In the early days of computer security, viruses were largely destructive while often relaying self-aggrandising messages about their authors, or straight up offensive statements about precisely how stuffed your system now was, thanks to corruption of storage media, system BIOSes or other critical computer components. They were the brainchild of often bored and seriously immature minds that found thrills in trying to get away with destructive behaviour. It’s been long time since viruses and malware were simply interested in destruction, however.
Indeed, a lot of malware really doesn’t want to call attention to itself at all, whether it’s sitting silently on a compromised system slurping up personal information and passwords at will for financial gain, or turning your computer into part of a larger network of “zombie” machines for attacks on other systems. The whole idea of that strain of malware is that you’re not meant to know that it’s there. This doesn’t mean that it’s beneficial or you shouldn’t want to know that it’s present, just that its developers design it to stay hidden.
In recent years, though, we’ve seen the re-emergence of malware that actively wants you to know that it is present. Unlike classical viruses that splashed up a DOS screen of flashing text to let you know it was time to buy a new computer, newer malware acts as ransomware, encrypting your computer’s precious storage and offering to provide a decryption key for a set sum, quite often given in the cryptocurrency bitcoin.
Modern ransomware attacks are gaining in sophistication, using a variety of exploits to worm their way into systems, as well as to then try to propagate to newer internet-connected PCs as well. Even as new ransomware strains are detected and blocked, they’re iterated upon with a variety of new exploits, meaning it’s a perpetual game of cat and mouse to keep them under control.
How bad is the rise of ransomware? One security vendor, Symantec reports that it’s blocked some 319,000 attempted ransomware infections in the first half of 2017, compared to 470,000 for the entire calendar year of 2016. Bear in in mind that this is just one security vendor’s reporting, so the total numbers of attacks are likely to be significantly higher.
One interesting statistic to come out of Symantec’s research is the amount typically asked for by ransomware authors, which has now stabilised around $US500. That suggests that the ransomware authors have worked out a sum they feel is worth their time but isn’t so high that people simply won’t pay.
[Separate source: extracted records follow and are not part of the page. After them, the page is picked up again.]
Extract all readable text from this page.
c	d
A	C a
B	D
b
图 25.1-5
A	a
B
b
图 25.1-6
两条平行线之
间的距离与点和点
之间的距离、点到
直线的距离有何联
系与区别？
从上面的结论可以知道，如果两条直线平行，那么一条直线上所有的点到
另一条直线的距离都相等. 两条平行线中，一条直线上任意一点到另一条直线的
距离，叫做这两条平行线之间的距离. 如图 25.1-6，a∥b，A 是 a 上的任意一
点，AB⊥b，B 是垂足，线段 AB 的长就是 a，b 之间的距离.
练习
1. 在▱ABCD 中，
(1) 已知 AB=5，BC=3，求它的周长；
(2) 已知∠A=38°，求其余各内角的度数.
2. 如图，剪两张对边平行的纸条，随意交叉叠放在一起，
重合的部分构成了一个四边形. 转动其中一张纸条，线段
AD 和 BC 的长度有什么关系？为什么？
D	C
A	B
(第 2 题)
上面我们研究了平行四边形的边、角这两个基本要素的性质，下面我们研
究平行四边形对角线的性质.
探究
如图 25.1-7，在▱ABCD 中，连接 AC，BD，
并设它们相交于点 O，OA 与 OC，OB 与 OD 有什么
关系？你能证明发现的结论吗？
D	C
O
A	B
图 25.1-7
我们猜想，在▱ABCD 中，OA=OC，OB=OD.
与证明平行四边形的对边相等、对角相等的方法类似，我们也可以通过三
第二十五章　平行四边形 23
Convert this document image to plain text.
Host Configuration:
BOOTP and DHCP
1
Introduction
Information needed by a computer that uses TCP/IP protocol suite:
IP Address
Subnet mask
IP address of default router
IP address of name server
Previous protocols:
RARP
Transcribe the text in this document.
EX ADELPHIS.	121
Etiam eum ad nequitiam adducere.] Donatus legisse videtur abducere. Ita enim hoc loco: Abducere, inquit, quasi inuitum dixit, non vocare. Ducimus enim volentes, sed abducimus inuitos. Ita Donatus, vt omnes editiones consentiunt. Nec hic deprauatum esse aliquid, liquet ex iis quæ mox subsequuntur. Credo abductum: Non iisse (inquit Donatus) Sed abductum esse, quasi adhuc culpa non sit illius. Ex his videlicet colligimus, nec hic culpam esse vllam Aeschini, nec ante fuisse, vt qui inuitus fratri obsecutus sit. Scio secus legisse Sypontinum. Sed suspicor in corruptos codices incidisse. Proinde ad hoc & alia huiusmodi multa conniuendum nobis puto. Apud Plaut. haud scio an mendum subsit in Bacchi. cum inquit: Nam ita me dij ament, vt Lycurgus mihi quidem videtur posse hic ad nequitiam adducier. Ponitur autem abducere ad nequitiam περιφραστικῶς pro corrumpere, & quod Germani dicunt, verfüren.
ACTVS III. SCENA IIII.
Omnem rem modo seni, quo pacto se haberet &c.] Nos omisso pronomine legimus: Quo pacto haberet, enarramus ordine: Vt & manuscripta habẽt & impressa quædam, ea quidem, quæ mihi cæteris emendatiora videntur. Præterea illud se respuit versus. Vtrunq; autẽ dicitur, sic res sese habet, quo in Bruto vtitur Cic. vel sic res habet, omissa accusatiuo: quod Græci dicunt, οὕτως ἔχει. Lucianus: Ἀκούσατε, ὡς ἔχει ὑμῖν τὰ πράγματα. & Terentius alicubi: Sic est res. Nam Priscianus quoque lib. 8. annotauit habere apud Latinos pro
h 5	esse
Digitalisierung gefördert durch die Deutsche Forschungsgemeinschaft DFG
Which, and I must stress this, you shouldn’t be doing in any way, shape or form anyway. By definition, you’re dealing with criminal types who cannot be trusted. Once they’ve got your money and your system compromised, you have no guarantee of getting a proper decryption code, and you’re essentially bolstering their illicit criminal model.
So what’s your best course of defence against ransomware? It’s critical to keep your computers (no matter the make, model or operating environment) up to date, because most ransomware will probe using multiple known exploits based on the idea that many systems aren’t upgraded to cover those exact same security holes. Equally, keeping antivirus/antimalware security software up to date is vital, because while it can’t cover every problem, it can solve for many, as well as making you aware when there is or may be a problem with your computer.
While those are must-do steps, for ransomware particularly there’s a simpler step that you should be engaging in anyway, and that’s backing up your own data to an external source, whether that’s cloud backup or more localised backup to an external drive or writeable media source of some type. That’s because if the worst does happen and your system gets locked down by ransomware, and you have a backup of your own documents, photos and other files, you can easily give the whole issue the flick by resetting your entire system, and restoring your files from backup. Yes, it’s a pain, and you’ll have to reinstall the operating system and software applications, but that’s something (especially with online delivery of software) that’s just a matter of time to cover off on. Your own files are the irreplaceable part of the equation, and a backup removes them from being at threat. Just remember to regularly backup, because that way you can access your own content recently created, where an older backup may miss important files or modifications.